“Our MVP is currently on the App Store, the development was outsourced and looks great but it’s quite slow and glitchy and will probably not be able to get much traction in its current state. I’m also wary of spending too much time + money promoting a subpar product.”
This is one post I came across recently on one of the startup forums.
Does this sound familiar?
We all start on our MPV experiment in a right frame of mind, but as we go along, there is a chance we lose the objectivity of the whole process and this is where we start getting doubts and questions about how the present MVP looks and why we do not want to put all our heart into testing the critical assumption about our business model.
This could be a part of the mechanism for us to cope with a failure to attract enough traction and for giving us a sense of hope that, there will be traction if the current MVP is improvised.
We need to keep reminding ourselves about the goal of an MVP experiment, in every step as we go along. Is it to get sales or user acquisition (after all, this does validate our business model) or is it about learning more about situations with prospects, users or customers?
Starting up and MVP experiments
New product building recognizes that when you focus on understanding your users and how they discover and adopt your products, you can build features that help you acquire and retain more users, rather than just building it based on what you perceive would work for the customers.
MVP needs to demonstrate that you should build this solution. The MVP experiments also need to answer the questions — will people buy it? If you can begin to build a user base of early adopters that are enthusiastic about your product and find it valuable enough to open up their wallets.
When you make iterations based on user feedback, you enhance your value proposition and increase viability. At any stage when you go through Learn-Build-Test loop, your most critical assumption that you want to test, drives what features you build in the product. And, this essentially is the core of MVP.
Sales: King of metrics
You need to measure the engagement of your product offering in an MVP experiment with prospects, free users or paid customers.

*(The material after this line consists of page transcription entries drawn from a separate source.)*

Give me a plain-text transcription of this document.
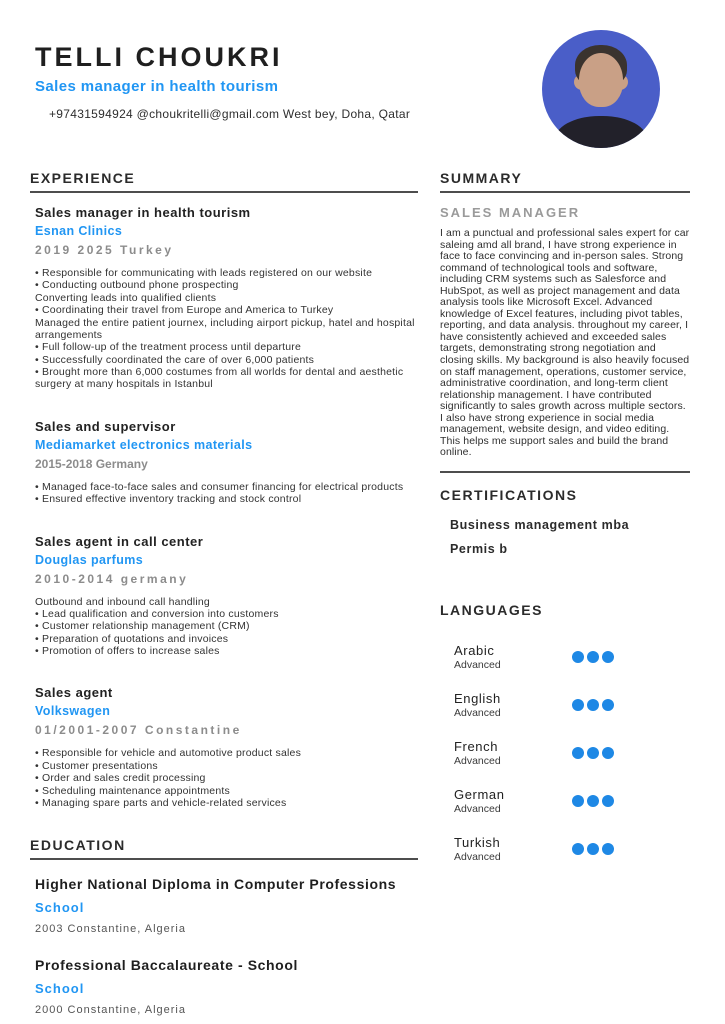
TELLI CHOUKRI
Sales manager in health tourism
+97431594924 @choukritelli@gmail.com West bey, Doha, Qatar
EXPERIENCE
Sales manager in health tourism
Esnan Clinics
2019 2025 Turkey
• Responsible for communicating with leads registered on our website
• Conducting outbound phone prospecting
Converting leads into qualified clients
• Coordinating their travel from Europe and America to Turkey
Managed the entire patient journex, including airport pickup, hatel and hospital arrangements
• Full follow-up of the treatment process until departure
• Successfully coordinated the care of over 6,000 patients
• Brought more than 6,000 costumes from all worlds for dental and aesthetic surgery at many hospitals in Istanbul
Sales and supervisor
Mediamarket electronics materials
2015-2018 Germany
• Managed face-to-face sales and consumer financing for electrical products
• Ensured effective inventory tracking and stock control
Sales agent in call center
Douglas parfums
2010-2014 germany
Outbound and inbound call handling
• Lead qualification and conversion into customers
• Customer relationship management (CRM)
• Preparation of quotations and invoices
• Promotion of offers to increase sales
Sales agent
Volkswagen
01/2001-2007 Constantine
• Responsible for vehicle and automotive product sales
• Customer presentations
• Order and sales credit processing
• Scheduling maintenance appointments
• Managing spare parts and vehicle-related services
EDUCATION
Higher National Diploma in Computer Professions
School
2003 Constantine, Algeria
Professional Baccalaureate - School
School
2000 Constantine, Algeria
SUMMARY
SALES MANAGER
I am a punctual and professional sales expert for car saleing amd all brand, I have strong experience in face to face convincing and in-person sales. Strong command of technological tools and software, including CRM systems such as Salesforce and HubSpot, as well as project management and data analysis tools like Microsoft Excel. Advanced knowledge of Excel features, including pivot tables, reporting, and data analysis. throughout my career, I have consistently achieved and exceeded sales targets, demonstrating strong negotiation and closing skills. My background is also heavily focused on staff management, operations, customer service, administrative coordination, and long-term client relationship management. I have contributed significantly to sales growth across multiple sectors. I also have strong experience in social media management, website design, and video editing. This helps me support sales and build the brand online.
CERTIFICATIONS
Business management mba
Permis b
LANGUAGES
Arabic
Advanced
English
Advanced
French
Advanced
German
Advanced
Turkish
Advanced
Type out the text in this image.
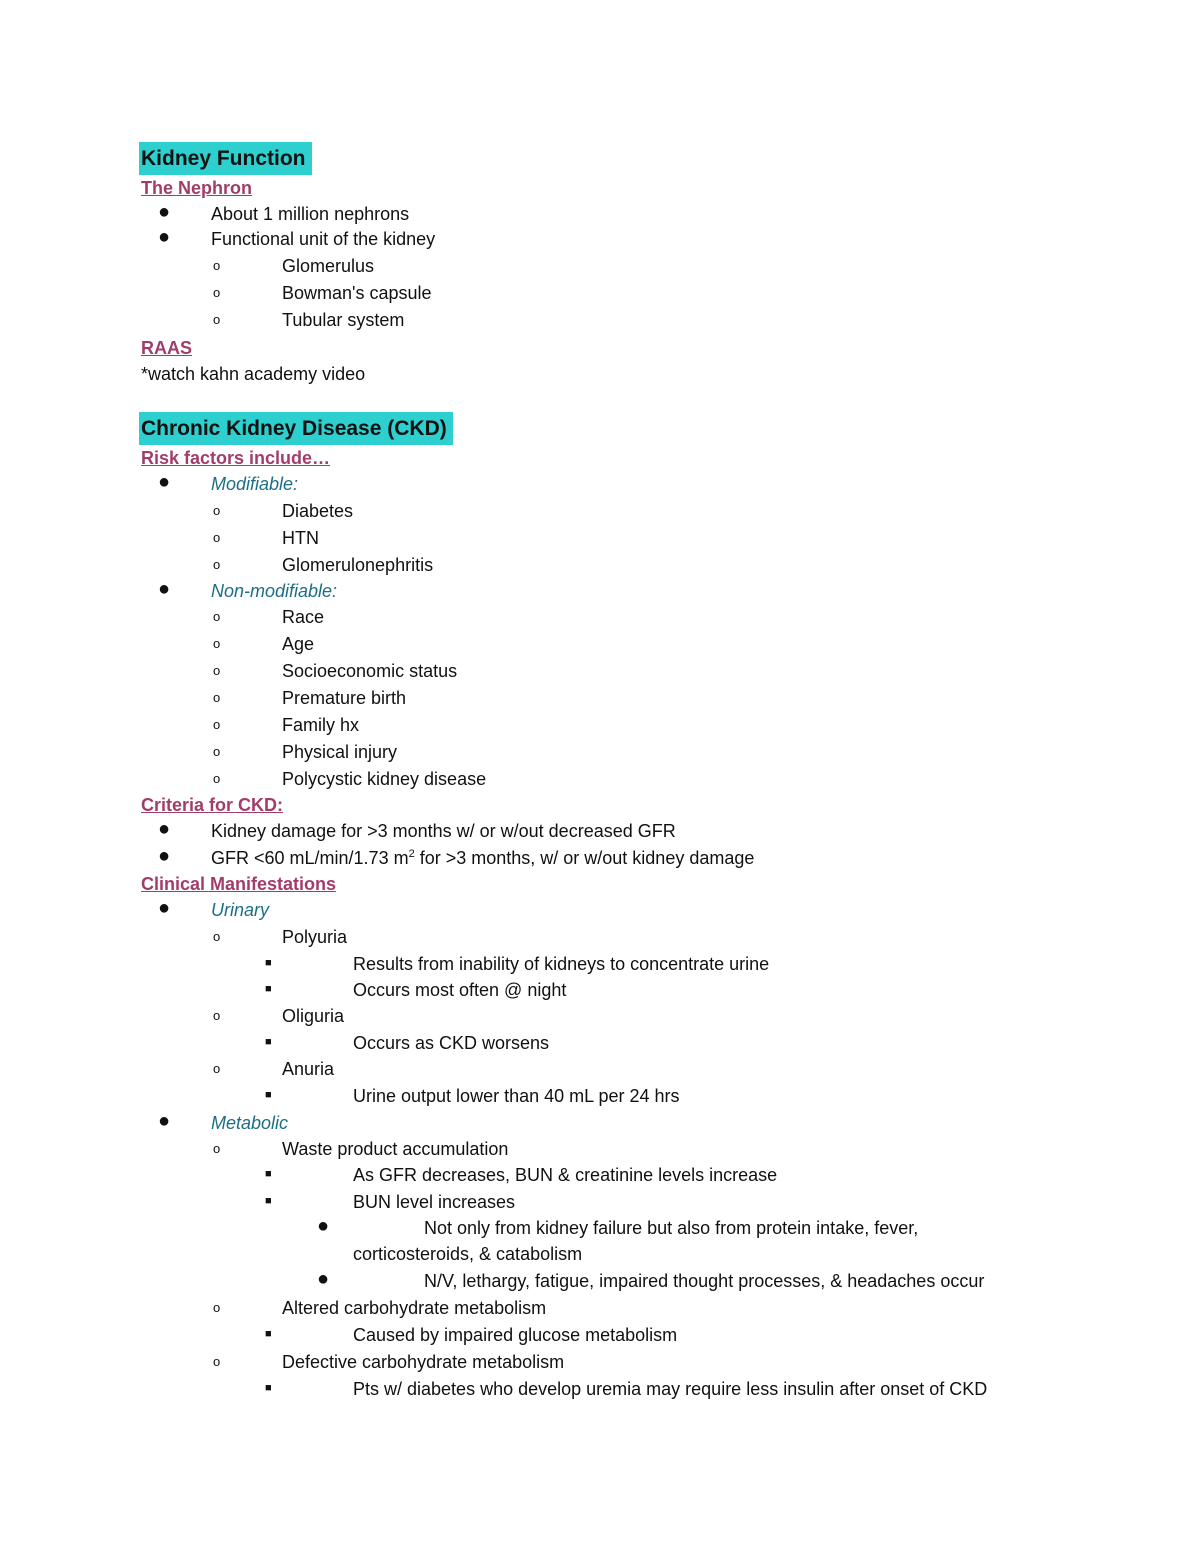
Kidney Function
The Nephron
● About 1 million nephrons
● Functional unit of the kidney
o	Glomerulus
o	Bowman's capsule
o	Tubular system
RAAS
*watch kahn academy video
Chronic Kidney Disease (CKD)
Risk factors include…
● Modifiable:
o	Diabetes
o	HTN
o	Glomerulonephritis
● Non-modifiable:
o	Race
o	Age
o	Socioeconomic status
o	Premature birth
o	Family hx
o	Physical injury
o	Polycystic kidney disease
Criteria for CKD:
● Kidney damage for >3 months w/ or w/out decreased GFR
● GFR <60 mL/min/1.73 $m^2$ for >3 months, w/ or w/out kidney damage
Clinical Manifestations
● Urinary
o	Polyuria
■	Results from inability of kidneys to concentrate urine
■	Occurs most often @ night
o	Oliguria
■	Occurs as CKD worsens
o	Anuria
■	Urine output lower than 40 mL per 24 hrs
● Metabolic
o	Waste product accumulation
■	As GFR decreases, BUN & creatinine levels increase
■	BUN level increases
●	Not only from kidney failure but also from protein intake, fever,
corticosteroids, & catabolism
●	N/V, lethargy, fatigue, impaired thought processes, & headaches occur
o	Altered carbohydrate metabolism
■	Caused by impaired glucose metabolism
o	Defective carbohydrate metabolism
■	Pts w/ diabetes who develop uremia may require less insulin after onset of CKD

“Cash is king” obviously is the one part of that engagement that you like to follow. Measuring sales sounds most obvious and we tend to work on strategies of mass-marketing to ramp up this.
But, here is a catch,
In an MVP experiment, you need to measure both quantity and quality of the engagement.
MVP is not just about “GO – NO GO” test
MVP is not about just “GO – NO GO” testing, based on the amount of sales that you are able to achieve.
Because it is also about knowing why your customers are really buying and what part of the offering do they really like? And, why?
Similarly, it is also about understanding why your prospects are not buying? Or, why your customers or free users who signed up, are not excited about using it?
The answers to these questions would give you ammunition to build the next version of your MVP experiment.
To go forward on your starting up process, these insights are crucial, perhaps more critical than the amount of sale you close.
The goal during early phase
Your goal here is customer discovery. With a goal of customer discovery, the initial priority is not sales pitching but learning.
This leads to the business model discovery.
During the start-up phase, validating your assumptions about pain point, solution, value proposition and more is one part of the game plan. The other part of the game plan is learning and evolving your business model based on the discovery.
When you start up, everything about your business model is based on your hunches. Through the customer discovery, you modify your game plan based on you discover.
Solving a customer problem, in the early stages, is a collaborative effort. You need customers’ perspectives, rather than your views about their perspective. One of the key principles of “Lean thinking” is to define value from the customer perspective. It’s very important for you to get that definition right before you step up your efforts on your big marketing push.
You need to get in their head. You need to see how they are seeing it. Connect with them as humans. Empathise with them.
If all this happens, sales will be a definite spin-off. You don’t need a polished version of your MVP for this to happen.